The suggestion came as MPs demanded answers to residents’ questions during an emergency session of Parliament into the tragedy, which has claimed the lives of at least 17 people.
The Labour leader, who said he was left “very angry” after visiting the scene, added: “Kensington is a tale of two cities. The south part of Kensington is incredibly wealthy, it’s the wealthiest part of the whole country.
“The ward where this fire took place is, I think, the poorest ward in the whole country and properties must be found – requisitioned if necessary – to make sure those residents do get rehoused locally.”
David Lammy, the Tottenham MP, added on Twitter shortly after the event: “Lots of homes left vacant in Kensington & Chelsea by overseas investors.
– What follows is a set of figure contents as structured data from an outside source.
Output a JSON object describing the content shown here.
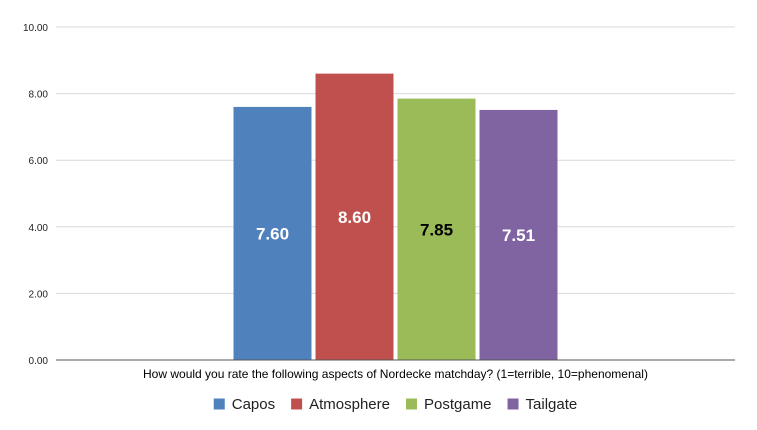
{
  "chart_data": {
    "type": "bar",
    "categories": [
      "How would you rate the following aspects of Nordecke matchday? (1=terrible, 10=phenomenal)"
    ],
    "series": [
      {
        "name": "Capos",
        "values": [
          7.6
        ],
        "color": "#4f81bd",
        "label": "7.60",
        "label_color": "#ffffff"
      },
      {
        "name": "Atmosphere",
        "values": [
          8.6
        ],
        "color": "#c0504d",
        "label": "8.60",
        "label_color": "#ffffff"
      },
      {
        "name": "Postgame",
        "values": [
          7.85
        ],
        "color": "#9bbb59",
        "label": "7.85",
        "label_color": "#000000"
      },
      {
        "name": "Tailgate",
        "values": [
          7.51
        ],
        "color": "#8064a2",
        "label": "7.51",
        "label_color": "#ffffff"
      }
    ],
    "y_ticks": [
      "0.00",
      "2.00",
      "4.00",
      "6.00",
      "8.00",
      "10.00"
    ],
    "ylim": [
      0,
      10
    ],
    "grid": true,
    "legend_position": "bottom"
  }
}
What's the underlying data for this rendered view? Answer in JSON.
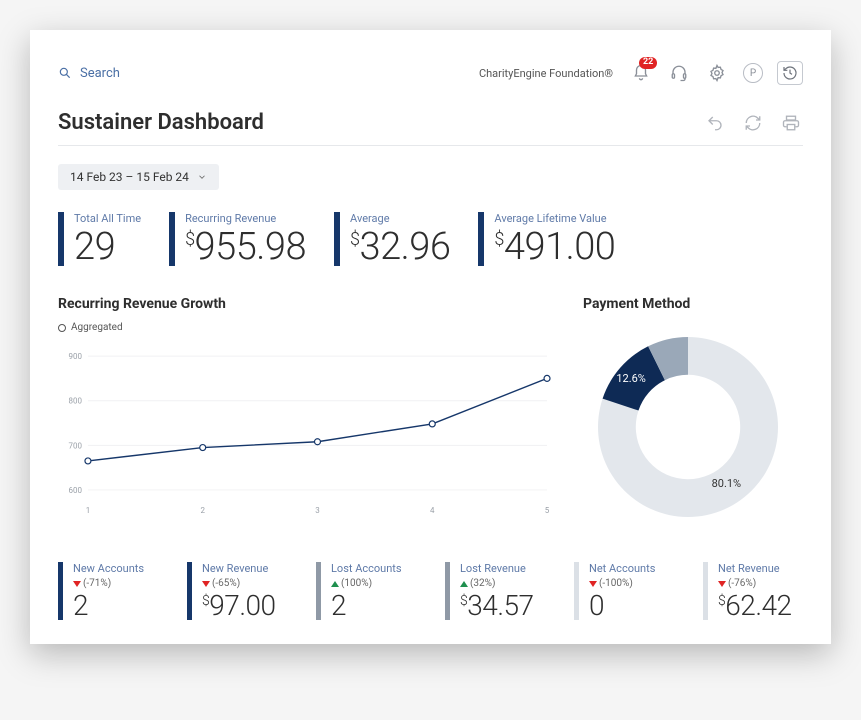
{
  "colors": {
    "navy": "#16376a",
    "navy_dark": "#0e2a55",
    "gray_dark": "#8f99a6",
    "gray_light": "#dbe0e6",
    "donut_gray": "#e3e7ec",
    "donut_mid": "#9aa8b8",
    "red": "#e02424",
    "green": "#1f8f4e",
    "link_blue": "#5f7aa8",
    "text": "#2e2e2e",
    "grid": "#e6e8eb"
  },
  "search": {
    "placeholder": "Search"
  },
  "brand": "CharityEngine Foundation®",
  "notifications": {
    "count": "22"
  },
  "p_label": "P",
  "title": "Sustainer Dashboard",
  "date_range": "14 Feb 23 – 15 Feb 24",
  "top_kpis": [
    {
      "label": "Total All Time",
      "value_prefix": "",
      "value": "29",
      "bar_color": "#16376a"
    },
    {
      "label": "Recurring Revenue",
      "value_prefix": "$",
      "value": "955.98",
      "bar_color": "#16376a"
    },
    {
      "label": "Average",
      "value_prefix": "$",
      "value": "32.96",
      "bar_color": "#16376a"
    },
    {
      "label": "Average Lifetime Value",
      "value_prefix": "$",
      "value": "491.00",
      "bar_color": "#16376a"
    }
  ],
  "line_chart": {
    "title": "Recurring Revenue Growth",
    "legend": "Aggregated",
    "xlabels": [
      "1",
      "2",
      "3",
      "4",
      "5"
    ],
    "yticks": [
      600,
      700,
      800,
      900
    ],
    "ylim": [
      580,
      920
    ],
    "points": [
      665,
      695,
      708,
      748,
      850
    ],
    "line_color": "#16376a",
    "grid_color": "#f0f1f3",
    "axis_label_color": "#9aa0a8",
    "axis_fontsize": 8
  },
  "donut": {
    "title": "Payment Method",
    "slices": [
      {
        "label": "80.1%",
        "pct": 80.1,
        "color": "#e3e7ec"
      },
      {
        "label": "12.6%",
        "pct": 12.6,
        "color": "#0e2a55"
      },
      {
        "pct": 7.3,
        "color": "#9aa8b8"
      }
    ],
    "label_fontsize": 11,
    "label_color_dark": "#333",
    "label_color_light": "#fff",
    "inner_ratio": 0.58
  },
  "bottom_kpis": [
    {
      "label": "New Accounts",
      "delta_dir": "down",
      "delta": "(-71%)",
      "value_prefix": "",
      "value": "2",
      "bar_color": "#16376a"
    },
    {
      "label": "New Revenue",
      "delta_dir": "down",
      "delta": "(-65%)",
      "value_prefix": "$",
      "value": "97.00",
      "bar_color": "#16376a"
    },
    {
      "label": "Lost Accounts",
      "delta_dir": "up",
      "delta": "(100%)",
      "value_prefix": "",
      "value": "2",
      "bar_color": "#8f99a6"
    },
    {
      "label": "Lost Revenue",
      "delta_dir": "up",
      "delta": "(32%)",
      "value_prefix": "$",
      "value": "34.57",
      "bar_color": "#8f99a6"
    },
    {
      "label": "Net Accounts",
      "delta_dir": "down",
      "delta": "(-100%)",
      "value_prefix": "",
      "value": "0",
      "bar_color": "#dbe0e6"
    },
    {
      "label": "Net Revenue",
      "delta_dir": "down",
      "delta": "(-76%)",
      "value_prefix": "$",
      "value": "62.42",
      "bar_color": "#dbe0e6"
    }
  ]
}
I would like to see them requisitioned by Government to rehouse victims.
Introducing the emergency briefing, fire minister Nick Hurd described the incident in north Kensington as a “national tragedy”, adding: “I’m sure everyone’s thoughts both in this room and outside are with those who have been affected, injured or have lost a loved one in the fire.”
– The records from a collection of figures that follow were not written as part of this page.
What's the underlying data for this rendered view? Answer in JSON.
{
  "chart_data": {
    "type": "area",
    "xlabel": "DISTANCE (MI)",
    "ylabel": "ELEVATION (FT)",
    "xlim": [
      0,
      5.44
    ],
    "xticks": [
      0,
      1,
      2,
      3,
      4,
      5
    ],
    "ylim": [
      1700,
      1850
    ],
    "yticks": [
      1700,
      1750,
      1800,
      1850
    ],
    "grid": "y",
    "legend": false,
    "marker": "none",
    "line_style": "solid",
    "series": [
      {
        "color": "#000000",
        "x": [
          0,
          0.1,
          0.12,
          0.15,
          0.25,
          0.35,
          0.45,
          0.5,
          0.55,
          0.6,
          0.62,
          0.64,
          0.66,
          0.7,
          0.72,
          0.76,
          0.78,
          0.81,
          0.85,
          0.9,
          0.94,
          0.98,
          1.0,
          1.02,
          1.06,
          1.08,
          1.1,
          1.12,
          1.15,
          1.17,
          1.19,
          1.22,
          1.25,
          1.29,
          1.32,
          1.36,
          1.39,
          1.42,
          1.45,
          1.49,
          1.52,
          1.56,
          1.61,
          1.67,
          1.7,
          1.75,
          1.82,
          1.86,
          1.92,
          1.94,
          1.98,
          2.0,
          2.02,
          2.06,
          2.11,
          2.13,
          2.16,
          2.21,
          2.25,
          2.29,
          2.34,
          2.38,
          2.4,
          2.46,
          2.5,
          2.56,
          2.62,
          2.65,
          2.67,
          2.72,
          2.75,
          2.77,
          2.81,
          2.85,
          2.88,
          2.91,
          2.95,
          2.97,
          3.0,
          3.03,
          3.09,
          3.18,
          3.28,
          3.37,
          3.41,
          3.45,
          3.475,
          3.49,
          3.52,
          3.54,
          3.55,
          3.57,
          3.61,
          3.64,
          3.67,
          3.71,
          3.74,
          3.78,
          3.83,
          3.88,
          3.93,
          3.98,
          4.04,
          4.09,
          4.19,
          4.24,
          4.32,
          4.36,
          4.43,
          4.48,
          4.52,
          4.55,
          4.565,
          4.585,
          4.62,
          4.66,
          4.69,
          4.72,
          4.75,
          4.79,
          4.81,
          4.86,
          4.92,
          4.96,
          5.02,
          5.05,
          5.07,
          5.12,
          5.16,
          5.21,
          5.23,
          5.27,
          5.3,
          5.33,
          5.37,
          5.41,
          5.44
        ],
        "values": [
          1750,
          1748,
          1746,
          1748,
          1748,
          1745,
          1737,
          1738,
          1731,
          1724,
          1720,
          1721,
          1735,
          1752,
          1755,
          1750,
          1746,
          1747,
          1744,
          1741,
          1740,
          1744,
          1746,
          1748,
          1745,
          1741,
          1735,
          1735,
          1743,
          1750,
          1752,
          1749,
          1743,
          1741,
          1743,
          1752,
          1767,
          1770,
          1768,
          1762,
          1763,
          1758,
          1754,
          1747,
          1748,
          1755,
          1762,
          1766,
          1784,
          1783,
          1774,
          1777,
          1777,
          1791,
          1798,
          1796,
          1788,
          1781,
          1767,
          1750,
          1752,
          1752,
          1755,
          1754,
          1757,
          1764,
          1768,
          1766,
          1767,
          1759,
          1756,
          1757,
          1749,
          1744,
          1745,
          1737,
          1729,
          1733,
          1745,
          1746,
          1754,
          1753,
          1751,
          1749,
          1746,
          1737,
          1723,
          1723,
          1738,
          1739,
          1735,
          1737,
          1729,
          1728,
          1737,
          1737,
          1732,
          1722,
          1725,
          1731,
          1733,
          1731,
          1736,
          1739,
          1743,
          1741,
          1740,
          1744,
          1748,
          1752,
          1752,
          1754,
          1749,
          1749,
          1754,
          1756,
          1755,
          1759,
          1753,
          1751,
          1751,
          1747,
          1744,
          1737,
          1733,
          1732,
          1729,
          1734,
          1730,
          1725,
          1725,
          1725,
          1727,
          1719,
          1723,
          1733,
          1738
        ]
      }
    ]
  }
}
Labour’s new MP in Kensington, Emma Dent Coad, said her constituents are “traumatised and angry”, demanding answers on emergency planning and whether or not warnings were heeded from community leaders regarding safety procedures at Grenfell Tower.
The extraordinary gathering of MPs, which was not broadcast initially, was held in the Palace of Westminster rather than the House of Commons as Parliament has not been officially opened as a result of last week’s inconclusive snap election, which resulted in a hung parliament.
Just moments before the briefing Theresa May had ordered a full public inquiry into the disaster after visiting the scene of the blaze in Kensington. Speaking at No 10 shortly after her return from the site, she added: “We need to ensure that this terrible tragedy is properly investigated.
“When I went to the scene and spoke to the emergency services, they told me that the way this fire had spread and took hold of the building was rapid, it was ferocious, it was unexpected.
“So it is right that, in addition to the immediate fire report that will be produced and any potential police investigation, that we do have a full public inquiry to get to the bottom of this.
“People deserve answers. The inquiry will give them.”
During the emergency session Mr Corbyn said he “feels very angry” at the loss of life in the tower block where the fire precautions did not work. He welcomed the Government’s decision to establish a public inquiry but insisted it must be speedy and allow residents to fully take part, with legal aid provided if needed.
Mr Corbyn added: “I tell you this – many residents I met there this afternoon are very angry.
“They’re very angry that they have raised concerns about this building, that the Grenfell Action Group raised concerns about this building, that their concerns were not answered, questions they asked were not responded to.
“There are so many questions to put.”
He said these included questions about the fire walls, the sprinkler system, the alarm system and the way the fire spread inside and outside the building.
At the end of the meeting, housing minister Alok Sharma said: “Can I just be absolutely clear and reiterate what Nick [Hurd] has said is that we’re going to be working with the local authority and the Government to guarantee that every single family from Grenfell House will be rehoused in the local area.
“That is a very clear reassurance which I hope colleagues will feel is useful.”